Before we went inside, we walked around in the garden department. We stopped by all the different flowers, looking for the ones that had the most scent. Although some people say that parrots don’t have much of a sense of smell, I am pretty sure that Luna uses hers to the fullest. As we walked around, I kept up a running commentary. If I could smell something, I’d tell her what it was. We wandered around outside in the sun, sniffing plants.
I’m sure the nearby shoppers thought I was crazy. I remember an elderly gentleman looking at me as if he wasn’t sure which one of us had lost our marbles. Was it me because I was talking to a bird, or was it him for imagining me carrying on a conversation with a bird?
Luna purred the entire time, except when we had to pass through the section with rather stinky garden chemicals. I think she could smell them, and didn’t much care for the odor. I didn’t much like it either, so I increased my pace and quickly walked through. When we reached the other, better-smelling side, she resumed her happy noise. When we went up to the check-out, I explained the sounds she was hearing. I didn’t want the price scanner to alarm her, so I explained we were going through the check-out to pay for our stuff. The checker smiled as we went through.
In fact, all of the staff smiled indulgently as we walked the aisles with Luna. Nobody seemed to care that I had a walking, talking pooping machine on my shoulder.
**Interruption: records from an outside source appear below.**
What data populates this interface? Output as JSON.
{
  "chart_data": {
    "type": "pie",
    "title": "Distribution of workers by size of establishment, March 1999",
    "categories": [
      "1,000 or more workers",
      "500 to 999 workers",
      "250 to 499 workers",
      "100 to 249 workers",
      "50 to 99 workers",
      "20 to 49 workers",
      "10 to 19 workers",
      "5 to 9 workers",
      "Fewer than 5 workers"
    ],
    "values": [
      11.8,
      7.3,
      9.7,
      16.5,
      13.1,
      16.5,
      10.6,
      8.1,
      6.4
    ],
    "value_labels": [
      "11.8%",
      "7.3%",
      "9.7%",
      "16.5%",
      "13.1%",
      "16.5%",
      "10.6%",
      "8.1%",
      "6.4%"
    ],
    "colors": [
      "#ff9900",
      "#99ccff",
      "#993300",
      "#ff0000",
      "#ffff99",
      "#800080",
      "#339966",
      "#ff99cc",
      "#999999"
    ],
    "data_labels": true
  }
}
Of course she was very good. She didn’t poop anywhere. She’s usually pretty good about giving me warning when we are indoors and she needs to let one go. Once, we took her to our local office supply store and she suddenly had to go. Halfway through our rounds in the store, she started giving me hard nibbles on the face.
That was my clue to run. I abandoned my cart and made a beeline for the door. I got her off my shoulder and was heading for a garbage can, when she let a really big poop go. It splattered all over the blacktop parking lot. The splat mark was probably 18 inches across.
When I headed back in the store, the manager (who knows us) asked me what the mad dash was all about.
“Luna had to go to the bathroom,” I explained.
The manager was quite pleased that she hadn’t made the mess in her store. If she had, I would have cleaned it up, of course. When we go out with the birds, we always bring along some paper towels.
As we were leaving Home Depot, we gathered a bit of a crowd. Some kids came by and looked at the bird. I warned them not to touch her, as I didn’t want someone to be bitten. Luna was in a pretty good mood, and probably wouldn’t have chomped on anyone, but I didn’t want to chance spoiling what had so far been a fun outing.
After we left, we stopped by our CPA’s office to pick up our taxes. Luna was being good, but I stayed on the tile part of the floor, “just in case.” When we finished, we headed for home, and I had a happy macaw. She had fun going bye bye, we got our errands done, and everybody was happy.
Enriching a bird’s life doesn’t have to be complicated, time consuming, or expensive. Sometimes, a simple trip bye-bye is more than enough to keep a bird entertained.